TITÃS
“Como estão vocês?”
Viagem ao País dos Titãs
Perguntei com letras de fogo. Como estão vocês? Como estamos todos nós? “O
caminho está perdido, resta julgar”, disse Kung Fu Tsu, também chamado por
aqui de Confúcio.
Os Titãs estão aí fazendo barulho mesmo. Desafinando o coro dos contentes e
dos descontentes. A poesia viva é feita diante do povo. Sergio, Charles,
Branco, Tony, Paulo, como se fossem sílabas de uma mesma palavra, ou melhor,
apenas letras. Canções escritas com letras de fogo.
Em todas elas o compromisso com a consciência crítica e o arrebatamento da
embriaguez dionisíaca. Pulsação de um coração intenso como se mil corações
pulsassem em uníssono. A energia cabalística do pentagrama em alta rotação
como um chacra flamejante. Os titãs somos todos nós, podemos ver seus rostos
esparzidos na multidão flutuante se olharmos atentamente, Sim, eles estão aqui
junto conosco. São companheiros de jornada rumo à grande nebulosa.
Estes são os navegantes que conduzirão a cápsula flamejante:
Charles, meticuloso, sóbrio, absolutamente firme em seus princípios. Ao mesmo
tempo afetuoso e gentil, como costumam ser os músicos puros, os instrumentistas
de banda como Tutti, Machado... Ainda por cima profundo devoto da mpb à qual
presta serviço não só como titã, mas também como restaurador de tesouros
musicais. E aí, vai ter batucada e outras milongas mais?
Paulo, esse tem muita estrada. Parece um saltimbanco de Picasso ou um personagem
de conto de fadas. Ele tem essa simplicidade e bom humor que emanam das pessoas
que se elevaram aos planos astrais superiores onde a bondade supera a paixão e
a ignorância. Para mim ele é muito mais astronauta, porque superou a lei da
gravidade através da graça. Obrigado pelo passeio, que sua nave não pare de
voar na direção da luz.
Branco, super paulista. Esse parece que não para de viajar rumo ao seu objetivo
um instante sequer. Tem uma incrível visão de conjunto. Nada lhe passa
despercebido. Tudo isso sem nunca deixar de ser um gentleman. Suas sábias
observações garantem o controle de qualidade do que quer que saia da lavra dos
titãs. A sua voz penetrante como um bisturi inscreve indelevelmente nos ouvidos
o apelo de sua mensagem.
Tony, misterioso e suave. Embora astro da mídia não parece se afetar ou
alterar pela realidade mundana. Demonstra sempre mais interesse em ouvir e
entender, como um médico, do que em fazer-se notar. Ele só incorpora sua
entidade mítica quando está no palco com a sua guitarra. Ele se relaciona com
o seu personagem mais como autor do que como ator. Sua liderança só se deve ao
serviço que presta ao pensamento e aos ideais.

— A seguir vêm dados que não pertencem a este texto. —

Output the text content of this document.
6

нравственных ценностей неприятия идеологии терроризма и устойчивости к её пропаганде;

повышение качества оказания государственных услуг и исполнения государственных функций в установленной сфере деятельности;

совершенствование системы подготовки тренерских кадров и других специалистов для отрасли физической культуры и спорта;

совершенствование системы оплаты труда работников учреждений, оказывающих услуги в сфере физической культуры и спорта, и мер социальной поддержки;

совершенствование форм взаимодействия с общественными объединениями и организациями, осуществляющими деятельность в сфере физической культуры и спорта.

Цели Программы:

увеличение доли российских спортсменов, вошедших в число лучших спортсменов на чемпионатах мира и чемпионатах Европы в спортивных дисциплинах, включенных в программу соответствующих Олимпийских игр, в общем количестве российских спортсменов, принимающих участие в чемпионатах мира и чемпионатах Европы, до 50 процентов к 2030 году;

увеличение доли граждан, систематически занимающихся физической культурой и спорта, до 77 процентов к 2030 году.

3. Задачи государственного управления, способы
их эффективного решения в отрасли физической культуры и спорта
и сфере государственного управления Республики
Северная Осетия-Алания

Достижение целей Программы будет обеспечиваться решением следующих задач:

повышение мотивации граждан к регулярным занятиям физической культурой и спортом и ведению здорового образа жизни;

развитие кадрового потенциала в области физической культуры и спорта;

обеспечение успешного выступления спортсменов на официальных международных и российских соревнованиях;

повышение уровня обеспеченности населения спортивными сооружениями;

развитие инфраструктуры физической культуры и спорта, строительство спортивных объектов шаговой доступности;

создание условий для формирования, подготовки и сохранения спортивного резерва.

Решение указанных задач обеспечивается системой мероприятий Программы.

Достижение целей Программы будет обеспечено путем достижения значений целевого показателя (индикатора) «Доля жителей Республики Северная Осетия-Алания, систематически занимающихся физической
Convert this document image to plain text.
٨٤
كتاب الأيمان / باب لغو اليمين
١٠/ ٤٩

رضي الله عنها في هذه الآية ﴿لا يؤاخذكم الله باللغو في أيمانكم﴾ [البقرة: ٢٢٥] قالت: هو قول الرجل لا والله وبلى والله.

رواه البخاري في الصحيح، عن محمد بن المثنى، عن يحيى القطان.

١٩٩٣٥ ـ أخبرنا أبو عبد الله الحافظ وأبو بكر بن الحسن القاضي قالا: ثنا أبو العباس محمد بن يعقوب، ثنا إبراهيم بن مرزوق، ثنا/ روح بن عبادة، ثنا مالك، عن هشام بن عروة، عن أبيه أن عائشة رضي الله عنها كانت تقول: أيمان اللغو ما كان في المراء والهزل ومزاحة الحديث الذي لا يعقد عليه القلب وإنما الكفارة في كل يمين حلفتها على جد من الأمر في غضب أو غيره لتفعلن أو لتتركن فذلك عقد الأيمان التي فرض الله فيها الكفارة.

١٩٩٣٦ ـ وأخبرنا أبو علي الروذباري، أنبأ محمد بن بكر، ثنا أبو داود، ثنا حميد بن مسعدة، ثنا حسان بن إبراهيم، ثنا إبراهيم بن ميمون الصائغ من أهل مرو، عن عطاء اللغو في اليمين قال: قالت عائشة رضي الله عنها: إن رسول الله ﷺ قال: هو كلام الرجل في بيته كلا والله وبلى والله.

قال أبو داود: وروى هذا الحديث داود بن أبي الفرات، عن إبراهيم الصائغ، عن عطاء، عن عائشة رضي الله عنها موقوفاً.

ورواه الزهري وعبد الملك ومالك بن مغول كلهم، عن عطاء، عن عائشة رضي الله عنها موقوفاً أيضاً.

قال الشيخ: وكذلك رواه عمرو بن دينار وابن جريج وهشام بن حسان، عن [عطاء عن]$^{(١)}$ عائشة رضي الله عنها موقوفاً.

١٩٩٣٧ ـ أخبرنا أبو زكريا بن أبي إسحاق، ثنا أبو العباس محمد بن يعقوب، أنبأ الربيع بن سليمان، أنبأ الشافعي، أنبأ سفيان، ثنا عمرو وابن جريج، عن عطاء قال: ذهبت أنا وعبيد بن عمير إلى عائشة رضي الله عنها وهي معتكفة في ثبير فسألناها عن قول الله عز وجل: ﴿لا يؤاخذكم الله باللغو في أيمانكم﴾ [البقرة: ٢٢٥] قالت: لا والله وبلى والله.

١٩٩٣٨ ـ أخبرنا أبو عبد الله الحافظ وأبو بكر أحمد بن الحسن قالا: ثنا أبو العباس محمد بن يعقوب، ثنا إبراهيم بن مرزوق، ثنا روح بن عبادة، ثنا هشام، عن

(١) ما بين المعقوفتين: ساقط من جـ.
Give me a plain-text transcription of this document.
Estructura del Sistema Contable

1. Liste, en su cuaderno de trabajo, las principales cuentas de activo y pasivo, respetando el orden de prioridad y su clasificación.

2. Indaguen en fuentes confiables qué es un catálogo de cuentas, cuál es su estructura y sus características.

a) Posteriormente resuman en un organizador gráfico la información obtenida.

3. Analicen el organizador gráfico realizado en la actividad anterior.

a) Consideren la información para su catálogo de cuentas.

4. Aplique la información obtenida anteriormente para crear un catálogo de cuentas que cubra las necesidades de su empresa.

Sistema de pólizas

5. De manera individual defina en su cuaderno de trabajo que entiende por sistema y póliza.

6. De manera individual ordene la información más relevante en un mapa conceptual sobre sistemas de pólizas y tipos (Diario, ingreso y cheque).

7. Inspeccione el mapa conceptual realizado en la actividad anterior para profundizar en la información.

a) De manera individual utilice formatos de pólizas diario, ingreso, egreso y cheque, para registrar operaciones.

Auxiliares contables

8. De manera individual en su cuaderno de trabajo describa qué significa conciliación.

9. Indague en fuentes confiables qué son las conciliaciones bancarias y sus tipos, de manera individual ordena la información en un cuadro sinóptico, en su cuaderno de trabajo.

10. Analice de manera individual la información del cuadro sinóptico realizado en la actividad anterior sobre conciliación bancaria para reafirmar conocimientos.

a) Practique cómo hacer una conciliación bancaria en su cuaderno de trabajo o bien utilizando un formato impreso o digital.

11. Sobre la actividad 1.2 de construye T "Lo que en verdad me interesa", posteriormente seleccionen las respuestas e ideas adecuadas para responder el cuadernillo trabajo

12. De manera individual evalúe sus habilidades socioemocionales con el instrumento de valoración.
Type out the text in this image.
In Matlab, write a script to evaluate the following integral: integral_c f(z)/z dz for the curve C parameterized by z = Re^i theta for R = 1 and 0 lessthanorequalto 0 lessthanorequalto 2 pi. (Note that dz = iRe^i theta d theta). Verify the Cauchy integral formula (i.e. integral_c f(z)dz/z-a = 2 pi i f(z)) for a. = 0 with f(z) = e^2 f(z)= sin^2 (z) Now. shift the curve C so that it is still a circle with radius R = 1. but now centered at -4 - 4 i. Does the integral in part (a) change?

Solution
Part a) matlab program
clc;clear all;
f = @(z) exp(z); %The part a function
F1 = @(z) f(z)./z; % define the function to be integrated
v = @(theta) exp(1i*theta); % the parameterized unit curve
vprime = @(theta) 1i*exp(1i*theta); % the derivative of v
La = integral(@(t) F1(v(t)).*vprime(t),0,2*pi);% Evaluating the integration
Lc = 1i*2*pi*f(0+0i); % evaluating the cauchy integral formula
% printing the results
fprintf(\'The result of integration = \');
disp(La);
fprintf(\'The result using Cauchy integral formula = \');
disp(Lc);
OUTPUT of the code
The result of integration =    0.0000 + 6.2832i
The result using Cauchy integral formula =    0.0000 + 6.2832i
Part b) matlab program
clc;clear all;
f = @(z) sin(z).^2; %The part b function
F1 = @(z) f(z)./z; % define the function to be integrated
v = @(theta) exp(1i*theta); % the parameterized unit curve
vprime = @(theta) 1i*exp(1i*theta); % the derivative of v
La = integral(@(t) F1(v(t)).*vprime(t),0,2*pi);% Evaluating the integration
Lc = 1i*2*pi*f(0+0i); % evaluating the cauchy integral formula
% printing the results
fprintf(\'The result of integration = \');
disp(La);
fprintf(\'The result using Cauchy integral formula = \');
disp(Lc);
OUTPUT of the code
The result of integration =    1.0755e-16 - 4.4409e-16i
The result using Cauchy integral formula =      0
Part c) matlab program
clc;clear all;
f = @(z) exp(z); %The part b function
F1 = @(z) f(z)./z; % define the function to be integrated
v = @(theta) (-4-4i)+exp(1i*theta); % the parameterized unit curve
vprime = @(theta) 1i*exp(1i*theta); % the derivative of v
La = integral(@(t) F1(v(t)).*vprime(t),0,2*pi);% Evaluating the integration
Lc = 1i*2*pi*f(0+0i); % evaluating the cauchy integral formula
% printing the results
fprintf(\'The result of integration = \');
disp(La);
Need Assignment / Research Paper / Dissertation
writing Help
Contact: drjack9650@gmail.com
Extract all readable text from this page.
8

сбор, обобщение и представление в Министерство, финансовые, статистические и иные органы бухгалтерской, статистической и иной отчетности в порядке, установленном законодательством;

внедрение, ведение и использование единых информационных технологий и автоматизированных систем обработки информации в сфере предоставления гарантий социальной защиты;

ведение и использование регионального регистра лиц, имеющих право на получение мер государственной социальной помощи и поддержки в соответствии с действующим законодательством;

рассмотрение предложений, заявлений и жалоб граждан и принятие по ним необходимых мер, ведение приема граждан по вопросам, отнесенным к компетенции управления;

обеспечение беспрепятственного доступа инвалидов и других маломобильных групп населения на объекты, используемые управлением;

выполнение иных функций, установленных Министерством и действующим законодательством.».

Sergio, traço de união entre o popular e o oculto, conhecedor profundo, por
experiência familiar, da nossa história social e política. Gerador de vida,
ressuscitador de esquecidos. É por causa de gente como Sergio que podemos ter
certeza que a morte nunca vencerá. Os poetas reinventarão a vida, resistirão
ao apelo do não, como Drummond para quem as coisas findas, muito mais que
lindas, essas ficarão. (mas isso é só uma faceta do Sergio).
São quinze canções agora. Três vezes cinco (mais uma vez o número cabalístico).
Elas foram às estrelas e trazem muitas perguntas para nós respondermos. Mas em
todas elas permanece aquela: Como estão vocês?